The latter goes a little more like this:
Oh wow I had no idea there were still so many anti-Semitist sentiments in this country. This is a big problem, how do we go about healing this? I’m going to start researching organizations that have already started this healing process and see how I can dedicate my money and/or time.
Damn, global warming is really messing things up in this world. I don’t want to keep contributing to this problem. I’m going to start reading books and blogs for more guidance on how to switch to a greener lifestyle.

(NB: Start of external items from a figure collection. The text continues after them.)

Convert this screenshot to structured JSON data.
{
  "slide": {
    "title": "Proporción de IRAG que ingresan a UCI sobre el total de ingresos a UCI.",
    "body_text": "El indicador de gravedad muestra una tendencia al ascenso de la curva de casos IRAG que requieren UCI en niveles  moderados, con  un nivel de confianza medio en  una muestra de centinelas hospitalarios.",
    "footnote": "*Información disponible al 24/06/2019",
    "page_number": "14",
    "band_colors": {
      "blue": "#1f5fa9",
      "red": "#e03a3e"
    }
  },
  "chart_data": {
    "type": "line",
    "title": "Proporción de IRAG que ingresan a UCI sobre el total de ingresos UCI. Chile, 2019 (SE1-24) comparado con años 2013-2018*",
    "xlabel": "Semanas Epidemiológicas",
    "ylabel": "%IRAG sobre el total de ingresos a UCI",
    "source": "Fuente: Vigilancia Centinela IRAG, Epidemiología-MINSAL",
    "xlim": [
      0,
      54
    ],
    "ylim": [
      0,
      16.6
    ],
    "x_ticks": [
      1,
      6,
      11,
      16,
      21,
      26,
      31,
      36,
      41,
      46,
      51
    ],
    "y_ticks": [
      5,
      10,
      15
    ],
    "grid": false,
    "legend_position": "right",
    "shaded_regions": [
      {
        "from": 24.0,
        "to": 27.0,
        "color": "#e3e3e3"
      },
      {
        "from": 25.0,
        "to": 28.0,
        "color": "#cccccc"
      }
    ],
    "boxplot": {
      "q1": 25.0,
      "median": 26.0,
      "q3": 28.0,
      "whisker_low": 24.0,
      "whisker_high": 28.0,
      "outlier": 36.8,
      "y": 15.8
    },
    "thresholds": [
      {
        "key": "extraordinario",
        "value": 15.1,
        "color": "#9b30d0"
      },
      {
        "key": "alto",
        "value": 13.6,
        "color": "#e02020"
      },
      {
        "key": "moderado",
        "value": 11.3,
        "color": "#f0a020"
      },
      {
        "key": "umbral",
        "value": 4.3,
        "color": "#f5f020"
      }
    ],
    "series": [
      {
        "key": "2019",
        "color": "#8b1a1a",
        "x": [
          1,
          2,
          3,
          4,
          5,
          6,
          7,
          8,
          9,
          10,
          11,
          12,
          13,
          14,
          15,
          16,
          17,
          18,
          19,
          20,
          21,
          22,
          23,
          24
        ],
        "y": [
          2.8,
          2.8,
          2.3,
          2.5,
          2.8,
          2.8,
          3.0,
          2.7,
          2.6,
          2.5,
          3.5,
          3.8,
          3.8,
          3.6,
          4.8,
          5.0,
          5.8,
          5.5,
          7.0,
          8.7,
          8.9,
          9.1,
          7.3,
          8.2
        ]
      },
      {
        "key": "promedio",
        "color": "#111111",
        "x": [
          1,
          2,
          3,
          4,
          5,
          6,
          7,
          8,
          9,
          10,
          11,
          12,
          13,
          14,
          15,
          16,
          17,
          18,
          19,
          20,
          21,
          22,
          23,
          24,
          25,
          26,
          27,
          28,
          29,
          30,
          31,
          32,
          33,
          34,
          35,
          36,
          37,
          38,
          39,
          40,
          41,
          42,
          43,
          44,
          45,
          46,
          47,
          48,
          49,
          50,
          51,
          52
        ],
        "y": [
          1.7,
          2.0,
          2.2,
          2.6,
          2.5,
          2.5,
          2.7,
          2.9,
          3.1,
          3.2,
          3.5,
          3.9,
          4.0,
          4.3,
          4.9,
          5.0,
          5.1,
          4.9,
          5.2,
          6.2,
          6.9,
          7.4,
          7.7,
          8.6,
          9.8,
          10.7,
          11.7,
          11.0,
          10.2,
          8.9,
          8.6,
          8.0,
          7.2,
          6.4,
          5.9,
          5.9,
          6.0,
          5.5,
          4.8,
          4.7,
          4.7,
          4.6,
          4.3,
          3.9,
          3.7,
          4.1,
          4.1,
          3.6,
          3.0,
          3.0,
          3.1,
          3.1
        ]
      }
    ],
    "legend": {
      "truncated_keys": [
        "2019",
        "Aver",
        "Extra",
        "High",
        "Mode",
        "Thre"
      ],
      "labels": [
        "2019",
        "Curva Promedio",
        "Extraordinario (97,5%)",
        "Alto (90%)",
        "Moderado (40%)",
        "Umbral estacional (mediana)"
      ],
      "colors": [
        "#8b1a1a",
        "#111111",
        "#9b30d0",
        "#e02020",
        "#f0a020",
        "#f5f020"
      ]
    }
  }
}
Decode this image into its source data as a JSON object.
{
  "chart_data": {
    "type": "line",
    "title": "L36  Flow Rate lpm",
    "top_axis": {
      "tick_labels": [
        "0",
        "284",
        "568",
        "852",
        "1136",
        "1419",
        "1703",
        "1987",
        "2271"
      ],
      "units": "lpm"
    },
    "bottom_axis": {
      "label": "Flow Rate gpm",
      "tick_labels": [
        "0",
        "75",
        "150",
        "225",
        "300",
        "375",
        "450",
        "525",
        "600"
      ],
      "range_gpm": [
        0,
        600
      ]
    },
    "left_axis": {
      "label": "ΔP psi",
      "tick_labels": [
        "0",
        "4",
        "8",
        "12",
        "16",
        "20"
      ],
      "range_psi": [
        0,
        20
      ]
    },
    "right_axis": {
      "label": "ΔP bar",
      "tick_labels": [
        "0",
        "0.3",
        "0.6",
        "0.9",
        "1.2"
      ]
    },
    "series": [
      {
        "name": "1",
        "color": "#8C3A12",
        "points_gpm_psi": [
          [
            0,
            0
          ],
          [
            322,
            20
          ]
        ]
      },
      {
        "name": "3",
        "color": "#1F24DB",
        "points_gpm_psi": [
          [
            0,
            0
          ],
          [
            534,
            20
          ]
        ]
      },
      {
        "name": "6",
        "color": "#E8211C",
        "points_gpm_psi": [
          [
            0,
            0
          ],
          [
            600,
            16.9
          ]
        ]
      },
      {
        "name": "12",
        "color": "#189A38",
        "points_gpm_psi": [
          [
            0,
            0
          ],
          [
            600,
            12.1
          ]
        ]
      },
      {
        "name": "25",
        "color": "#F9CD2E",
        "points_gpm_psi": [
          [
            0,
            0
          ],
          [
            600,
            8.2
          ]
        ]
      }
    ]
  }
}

2 | Meditate on your intentions
This is where meditation comes into play. Basking in your feelings of doom is un-productive and will literally wreak havoc on your mental and physical health. I suggest taking as little as 5-10 minutes each day to meditate, as a way to clear your head-space, get grounded, and get clear on your intentions.
3 | Speak up and take action
The world doesn’t get better simply by us praying and meditating. The world gets better by us taking action. I hope that at this stage in the game, you’ve identified what causes you’re passionate about. I’m not suggesting you quit your job and join the Peace Corps, but there are other, more realistic ways you can help. You can dedicate an afternoon each month to volunteer in your community, you can fuel a discussion with your peers about such-and-such cause, and you can donate your money.
4 | Practice loving-kindness
It’s easy to cast off “the others” as the “wrong” and “stupid” and “ignorant” ones. But that’s just the ego talking. Remember that the root of most, or all, evil in this world is fear. Help drive fear out of this world by practicing kindness and compassion, even to those you find it hardest to do so.
5 | Take care of yourself
You can’t pour from an empty cup. Make sure you’re eating health-promoting, natural foods, foods that our bodies are designed to consume, and foods that aren’t destroying the planet. Set the intention of moving your body without abusing it. Take a few moments out of your day to reflect on what you’re thankful for. Give yourself an oil massage (or better yet have someone do it for you). Drink a cup of your favorite tea. Read an inspiring book.
Life is about finding a balance of doing things that are good for the world, and doing things that are good for yourself.